As described above, the present invention is provided with an optical position detector for detecting the reflected light by triangulation, discriminates the optical spot shape detected by the optical position detector, and discriminates the discriminated optical spot position. Is provided as an arithmetic processing device for arithmetically processing a three-dimensional shape signal,
Of the detection signals detected by the optical position detector, it is possible to remove spots other than those with a spot shape within a predetermined range, that is, light spots due to secondary and tertiary reflections from points other than the light irradiation point on the measurement surface. When the shape is deformed or the diameter becomes large, it is processed by excluding it from the detection data, and only the discriminated light spot in the predetermined range is taken out, and the three-dimensional shape signal is calculated using this spot position as data. Therefore, when the light irradiation point on the surface to be measured is tilted or at the edge part, it is not processed as detection measurement data, but only the data when the irradiation light hits the measurement point almost vertically is measured. By doing so, it is possible to obtain the effect that the measurement error can be reduced and the precise measurement can be performed.

[Brief description of drawings]

FIG. 1 is a configuration diagram of an embodiment of the present invention.

FIG. 2 is an explanatory diagram of the present invention.

FIG. 3 is a block diagram of a conventional device.

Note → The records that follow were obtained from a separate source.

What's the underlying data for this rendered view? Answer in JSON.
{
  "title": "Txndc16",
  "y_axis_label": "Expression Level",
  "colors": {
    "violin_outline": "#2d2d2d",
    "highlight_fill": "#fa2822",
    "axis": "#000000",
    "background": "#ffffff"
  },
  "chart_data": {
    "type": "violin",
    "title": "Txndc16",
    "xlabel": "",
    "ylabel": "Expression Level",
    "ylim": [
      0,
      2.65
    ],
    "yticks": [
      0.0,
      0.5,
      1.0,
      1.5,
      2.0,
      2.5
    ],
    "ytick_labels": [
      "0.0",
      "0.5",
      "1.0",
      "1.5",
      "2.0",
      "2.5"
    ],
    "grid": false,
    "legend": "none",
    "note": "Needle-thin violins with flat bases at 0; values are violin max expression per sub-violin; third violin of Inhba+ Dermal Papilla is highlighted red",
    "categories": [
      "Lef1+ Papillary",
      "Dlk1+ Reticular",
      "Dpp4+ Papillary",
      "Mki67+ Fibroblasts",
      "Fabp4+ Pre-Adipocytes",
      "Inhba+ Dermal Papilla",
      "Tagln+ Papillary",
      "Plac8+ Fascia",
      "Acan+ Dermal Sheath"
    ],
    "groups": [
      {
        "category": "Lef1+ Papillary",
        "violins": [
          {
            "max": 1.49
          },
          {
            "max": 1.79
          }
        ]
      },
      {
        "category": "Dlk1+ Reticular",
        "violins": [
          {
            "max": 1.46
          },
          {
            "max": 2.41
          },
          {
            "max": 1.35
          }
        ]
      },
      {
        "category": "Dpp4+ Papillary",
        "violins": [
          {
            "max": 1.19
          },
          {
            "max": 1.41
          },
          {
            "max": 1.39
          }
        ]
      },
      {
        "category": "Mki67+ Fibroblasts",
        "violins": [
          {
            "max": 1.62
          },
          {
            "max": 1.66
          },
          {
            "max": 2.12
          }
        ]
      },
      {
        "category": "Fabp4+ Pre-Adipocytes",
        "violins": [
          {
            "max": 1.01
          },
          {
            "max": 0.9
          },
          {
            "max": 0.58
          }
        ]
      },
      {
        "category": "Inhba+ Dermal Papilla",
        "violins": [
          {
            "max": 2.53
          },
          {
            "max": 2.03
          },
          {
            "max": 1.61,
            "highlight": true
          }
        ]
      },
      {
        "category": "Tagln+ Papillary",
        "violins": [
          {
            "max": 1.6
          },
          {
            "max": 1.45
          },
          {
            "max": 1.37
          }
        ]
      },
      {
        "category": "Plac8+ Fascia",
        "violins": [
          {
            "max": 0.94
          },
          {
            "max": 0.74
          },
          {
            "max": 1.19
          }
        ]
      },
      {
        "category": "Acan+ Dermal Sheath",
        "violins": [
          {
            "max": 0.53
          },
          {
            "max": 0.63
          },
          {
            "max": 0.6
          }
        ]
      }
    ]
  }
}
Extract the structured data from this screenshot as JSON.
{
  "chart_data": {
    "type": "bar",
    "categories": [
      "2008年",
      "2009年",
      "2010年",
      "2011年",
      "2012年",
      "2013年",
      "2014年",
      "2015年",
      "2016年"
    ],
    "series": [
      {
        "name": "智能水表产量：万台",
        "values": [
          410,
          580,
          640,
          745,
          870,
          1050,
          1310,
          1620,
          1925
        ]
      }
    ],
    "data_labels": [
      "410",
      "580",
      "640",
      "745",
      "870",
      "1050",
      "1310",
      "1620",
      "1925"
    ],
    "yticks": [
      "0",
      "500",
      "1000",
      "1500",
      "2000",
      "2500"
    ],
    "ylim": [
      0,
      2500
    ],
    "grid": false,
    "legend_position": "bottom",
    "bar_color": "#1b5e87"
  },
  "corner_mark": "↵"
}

FIG. 4 is a conventional explanatory view.

[Explanation of symbols]

 1 Laser Oscillator 2, 4 Lens 3 Optical Position Detector 5 Filter 6 Head 7 Object to be Measured 8 Table 9, 10, 11 Motor 12 NC Control Device 13 Arithmetic Processing Device

Claims (2)

[Claims] 1. An apparatus for detecting and measuring the reflected light when a three-dimensional shape is irradiated with a light beam such as a laser by using a triangulation method, and a light position where the spot shape of the reflected light by the triangulation can be measured. A detector is provided, and a light spot shape detected by the light position detector is discriminated and an arithmetic processing unit for arithmetically processing a three-dimensional shape signal is provided with the discriminated light spot position as data. Three-dimensional shape measuring device. 2. An arithmetic processing unit according to claim 1, which discriminates a light spot shape and a light amount detected by an optical position detector, and arithmetically processes a three-dimensional shape signal using the discriminated light spot position as data. A three-dimensional shape measuring device characterized by being provided with.